Prichsenstadt

René Schlehr – berufener Bürgermeister mit offenem Ohr

Das Prichsenstädter Bürgermeister René Schlehr sieht viele Parallelen zwischen seinem Amt und dem Pfarrer. Ohne Herzblut geht es nicht und genauso will er weitermachen.
Die größte Leidenschaft von René Schlehr ist das Motorradfahren, wie hier in Vestenbergsgreuth, als er sich an seinem Lieblingsort von seinem Sozius und Sohn Tizian fotografieren lässt. Foto: Tizian Schlehr 

"Bürgermeister zu sein ist mein absoluter Traumberuf, eine Traumberufung." René Schlehr, seit sechs Jahren Bürgermeister in Prichsenstadt, stellt sich deshalb seinen Bürgern wieder zur Wahl. "Einfach zu sagen, ich mach Bürgermeister, das geht nicht", sagt er weiter, "man muss sich dazu berufen fühlen, man muss es leben." Das habe er die vergangenen sechs Jahre mit Herzblut gemacht. "Ich habe keinen einzigen Tag bereut, denn auch wenn Dinge nicht gut laufen, lernt man daraus für die Zukunft." Seine erste Amtsperiode sieht er als "Abarbeiten der Themen vom Vorgänger", und das will er nicht negativ sehen: "Das ist einfach so."

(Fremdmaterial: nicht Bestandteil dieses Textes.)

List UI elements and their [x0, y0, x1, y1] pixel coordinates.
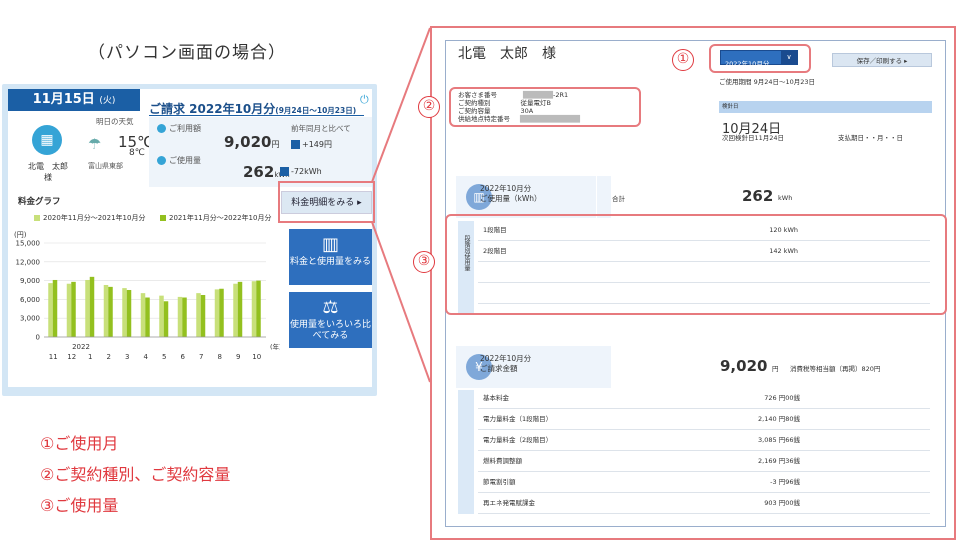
note-1: ①ご使用月: [40, 434, 119, 453]
bill-row-value: 903 円00銭: [764, 499, 800, 507]
bill-row-value: 2,169 円36銭: [758, 457, 800, 465]
bill-row-value: 2,140 円80銭: [758, 415, 800, 423]
notes-list: ①ご使用月 ②ご契約種別、ご契約容量 ③ご使用量: [40, 428, 230, 521]
bill-row-label: 節電割引額: [483, 478, 516, 486]
next-meter-date: 次回検針日11月24日: [722, 134, 785, 142]
bill-row-value: 3,085 円66銭: [758, 436, 800, 444]
highlight-contract: [449, 87, 641, 127]
bill-row-value: -3 円96銭: [770, 478, 800, 486]
customer-name: 北電 太郎 様: [458, 46, 556, 62]
usage-band-title: 2022年10月分 ご使用量（kWh）: [480, 184, 542, 203]
callout-3: ③: [413, 251, 435, 273]
tax-note: 消費税等相当額（再掲）820円: [790, 365, 881, 373]
bill-row: 節電割引額 -3 円96銭: [478, 472, 930, 493]
save-print-label: 保存／印刷する: [856, 57, 903, 65]
bill-total: 9,020: [720, 357, 768, 375]
bill-row-label: 電力量料金（2段階目）: [483, 436, 553, 444]
bill-row-label: 燃料費調整額: [483, 457, 522, 465]
usage-period: ご使用期間 9月24日〜10月23日: [719, 78, 816, 86]
payment-due: 支払期日・・月・・日: [838, 134, 903, 142]
band-divider: [596, 176, 597, 218]
callout-2: ②: [418, 96, 440, 118]
bill-row: 電力量料金（2段階目） 3,085 円66銭: [478, 430, 930, 451]
bill-band-title: 2022年10月分 ご請求金額: [480, 354, 532, 373]
save-print-button[interactable]: 保存／印刷する ▸: [832, 53, 932, 67]
usage-total: 262: [742, 187, 774, 205]
callout-1: ①: [672, 49, 694, 71]
bill-row: 再エネ発電賦課金 903 円00銭: [478, 493, 930, 514]
usage-band: ▥ 2022年10月分 ご使用量（kWh） 合計 262 kWh: [456, 176, 931, 218]
bill-row: 燃料費調整額 2,169 円36銭: [478, 451, 930, 472]
bill-row-label: 基本料金: [483, 394, 509, 402]
bill-unit: 円: [772, 365, 779, 373]
highlight-month: [709, 44, 811, 73]
note-3: ③ご使用量: [40, 496, 119, 515]
bill-side-bar: [458, 390, 474, 514]
bill-row-label: 再エネ発電賦課金: [483, 499, 535, 507]
bill-row: 電力量料金（1段階目） 2,140 円80銭: [478, 409, 930, 430]
highlight-usage: [445, 214, 947, 315]
bill-total-cell: [611, 346, 931, 388]
usage-total-unit: kWh: [778, 194, 793, 202]
usage-total-label: 合計: [612, 195, 625, 203]
note-2: ②ご契約種別、ご契約容量: [40, 465, 231, 484]
bill-row-label: 電力量料金（1段階目）: [483, 415, 553, 423]
bill-band: ¥ 2022年10月分 ご請求金額 9,020 円 消費税等相当額（再掲）820…: [456, 346, 931, 388]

Das Amt des Bürgermeisters vergleicht Schlehr mit dem Beruf eines Pfarrers, der auch immer Pfarrer ist. Beide haben keinen Acht-Stunden-Tag. Oft würden Bürger am Abend vor seinem Haus auf ihn warten, und egal wie anstrengend ein Tag auch war, "ich habe für alle ein offenes Ohr". Er habe die Aufgabe des Bürger-Meisters übernommen, mit der Betonung auf "Bürger" und nicht deren "Meister".

Das Wohl aller Bürger im Blick

Ein wichtiges Kriterium ist für ihn Gradlinigkeit. Wenn Dinge mal nicht gehen, "versuche ich das zu erklären, in meinen Entscheidungen bin ich an Recht und Gesetz gebunden". Er handelt im Auftrag der Gemeinde mit einem klaren Wählerauftrag und einem Amtseid. Das sei keine Sturheit, "denn wer genau hinschaut, wird sehen, dass ich und der Stadtrat versuchen, immer im Wohle aller Bürger zu handeln".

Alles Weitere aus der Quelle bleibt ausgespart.